Prerequisite knowledge
This text assumes the reader is familiar with:
- Matrix and vector operations: matrix multiplication, inverses, projection, and eigenvectors.
- Multivariable calculus: derivatives, integrals, and gradients
- Statistical inference: sampling distributions, point estimation, hypothesis tests, and confidence intervals, at the level of an advanced undergraduate or introductory graduate course (e.g., Casella and Berger 2002)
- Basic linear regression: least squares, interpreting slopes and intercepts, making predictions
- Basic R programming: loading data, making plots, manipulating data frames, writing functions, loops and conditionals
Most importantly, I assume the reader is unafraid of mathematics, and present methods and results precisely with mathematics instead of words. That said, I use mathematical notation as a tool for precision and explanation, not as an end unto itself, and do not focus on theoretical details or elaborate proofs. Mathematics is a powerful tool for thought that even applied statisticians should be comfortable with.
Acknowledgments
These lecture notes owe a great deal to many people. I am particularly grateful to Valérie Ventura, who taught this course to me so I can teach it to others, then supported my career to ensure I would teach it to others. Much of my approach to teaching regression was developed in conversation with Valérie, either at her suggestion or as a retort. I am also grateful to Ann Lee, with whom I co-taught an advanced undergraduate modeling course for three years and from whom I learned many things about data analysis; to the Ph.D. students who put up with early versions of this course; to the History of Statistics reading group (Peter Elliott, Lee Richardson, Taylor Pospisil, Kevin Lin, and others), whose discussions informed my thinking about the goals of statistical modeling; and more broadly to my advisors, instructors, colleagues, and fellow Ph.D. students, who somehow turned me from a physicist to a statistician in just five years.
Many of the examples, exercises, and results in this text have been inspired by courses I took as a student, by course materials I have inherited from other instructors, or from discussions with colleagues. In apologizing for this reuse it seems only appropriate to follow Wasserman (2004) in reusing the apology from Schervish (1995):
Many of the proofs and results in this text bear startling resemblance to my notes taken as a student.
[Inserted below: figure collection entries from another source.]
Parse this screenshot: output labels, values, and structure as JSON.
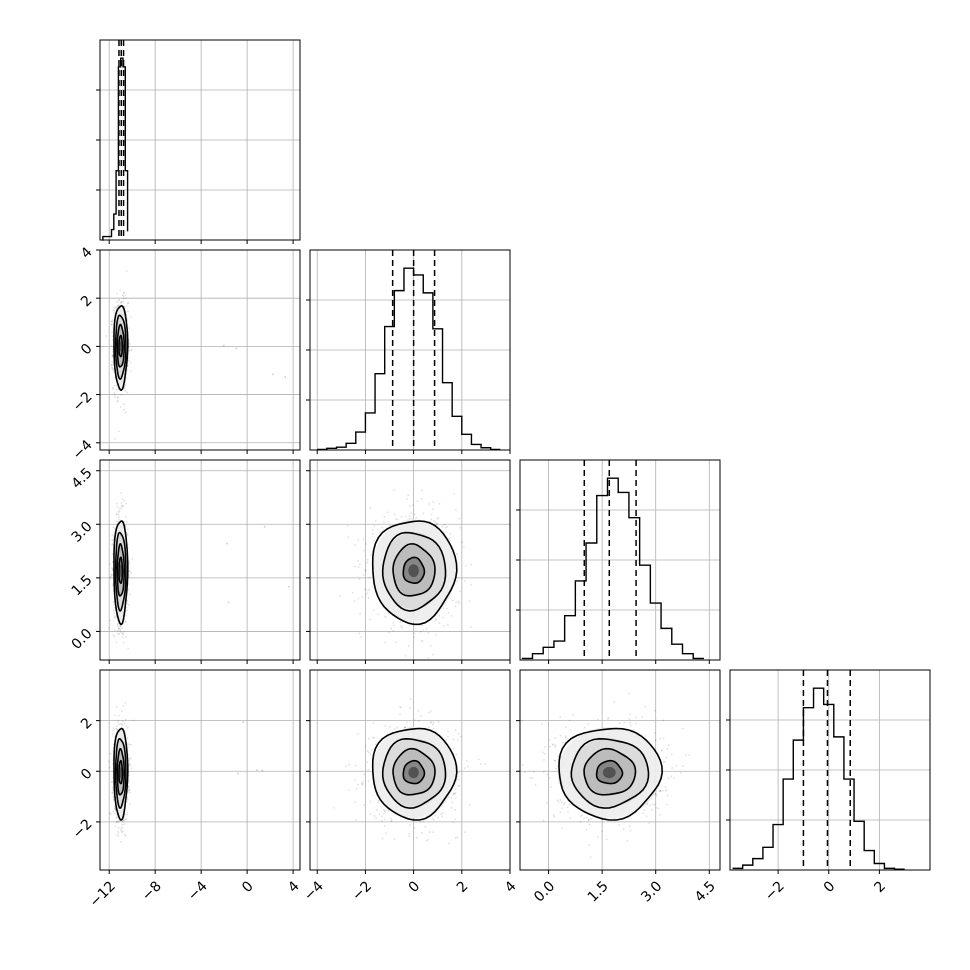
{
  "chart_data": {
    "type": "scatter",
    "title": "",
    "parameters": [
      {
        "index": 0,
        "range": [
          -12.8,
          4.6
        ],
        "ticks": [
          -12,
          -8,
          -4,
          0,
          4
        ],
        "tick_labels": [
          "−12",
          "−8",
          "−4",
          "0",
          "4"
        ]
      },
      {
        "index": 1,
        "range": [
          -4.3,
          4.0
        ],
        "ticks": [
          -4,
          -2,
          0,
          2,
          4
        ],
        "tick_labels": [
          "−4",
          "−2",
          "0",
          "2",
          "4"
        ]
      },
      {
        "index": 2,
        "range": [
          -0.8,
          4.8
        ],
        "ticks": [
          0.0,
          1.5,
          3.0,
          4.5
        ],
        "tick_labels": [
          "0.0",
          "1.5",
          "3.0",
          "4.5"
        ]
      },
      {
        "index": 3,
        "range": [
          -3.9,
          4.0
        ],
        "ticks": [
          -2,
          0,
          2
        ],
        "tick_labels": [
          "−2",
          "0",
          "2"
        ]
      }
    ],
    "marginals": [
      {
        "index": 0,
        "quantiles": [
          -11.15,
          -10.95,
          -10.75
        ],
        "bins": [
          -12.6,
          -12.55,
          -12.0,
          -11.8,
          -11.6,
          -11.4,
          -11.2,
          -11.0,
          -10.8,
          -10.6,
          -10.4
        ],
        "counts": [
          0,
          0.2,
          0.2,
          0.6,
          1.5,
          4,
          10,
          10.5,
          10,
          4,
          0.5
        ]
      },
      {
        "index": 1,
        "quantiles": [
          -0.87,
          0.0,
          0.87
        ],
        "bins": [
          -4.0,
          -3.6,
          -3.2,
          -2.8,
          -2.4,
          -2.0,
          -1.6,
          -1.2,
          -0.8,
          -0.4,
          0.0,
          0.4,
          0.8,
          1.2,
          1.6,
          2.0,
          2.4,
          2.8,
          3.2,
          3.6
        ],
        "counts": [
          0.5,
          1.5,
          2.5,
          6,
          16,
          33,
          68,
          110,
          142,
          162,
          156,
          140,
          108,
          60,
          30,
          14,
          5,
          2,
          0.5
        ]
      },
      {
        "index": 2,
        "quantiles": [
          1.0,
          1.7,
          2.45
        ],
        "bins": [
          -0.75,
          -0.45,
          -0.15,
          0.15,
          0.45,
          0.75,
          1.05,
          1.35,
          1.65,
          1.95,
          2.25,
          2.55,
          2.85,
          3.15,
          3.45,
          3.75,
          4.05,
          4.35
        ],
        "counts": [
          1,
          4,
          8,
          12,
          28,
          50,
          74,
          104,
          115,
          106,
          90,
          60,
          36,
          20,
          10,
          4,
          1
        ]
      },
      {
        "index": 3,
        "quantiles": [
          -1.0,
          -0.05,
          0.85
        ],
        "bins": [
          -3.8,
          -3.4,
          -3.0,
          -2.6,
          -2.2,
          -1.8,
          -1.4,
          -1.0,
          -0.6,
          -0.2,
          0.2,
          0.6,
          1.0,
          1.4,
          1.8,
          2.2,
          2.6,
          3.0
        ],
        "counts": [
          1,
          3,
          7,
          14,
          28,
          56,
          80,
          100,
          112,
          102,
          82,
          56,
          30,
          12,
          4,
          1,
          0.5
        ]
      }
    ],
    "pairs": [
      {
        "x": 0,
        "y": 1,
        "center": [
          -11.0,
          0.0
        ],
        "sigma": [
          0.3,
          0.87
        ]
      },
      {
        "x": 0,
        "y": 2,
        "center": [
          -11.0,
          1.7
        ],
        "sigma": [
          0.3,
          0.72
        ]
      },
      {
        "x": 0,
        "y": 3,
        "center": [
          -11.0,
          -0.05
        ],
        "sigma": [
          0.3,
          0.9
        ]
      },
      {
        "x": 1,
        "y": 2,
        "center": [
          0.0,
          1.7
        ],
        "sigma": [
          0.87,
          0.72
        ]
      },
      {
        "x": 1,
        "y": 3,
        "center": [
          0.0,
          -0.05
        ],
        "sigma": [
          0.87,
          0.9
        ]
      },
      {
        "x": 2,
        "y": 3,
        "center": [
          1.7,
          -0.05
        ],
        "sigma": [
          0.72,
          0.9
        ]
      }
    ],
    "contour_levels_sigma": [
      0.5,
      1.0,
      1.5,
      2.0
    ],
    "grid": true
  }
}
Many, in turn, undoubtedly resemble works recorded in other places. Whenever I have essentially lifted, or cosmetically modified, or even only been deeply inspired by a published source, I have cited that source in the text. If results copied from my notes as a student or produced independently also resemble published results, I can only apologize for not having taken enough time to seek out the earliest published reference for every result and proof in the text. Similarly, the problems at the ends of each chapter have come from many sources… If I have used a problem without giving proper credit, please take it as a compliment.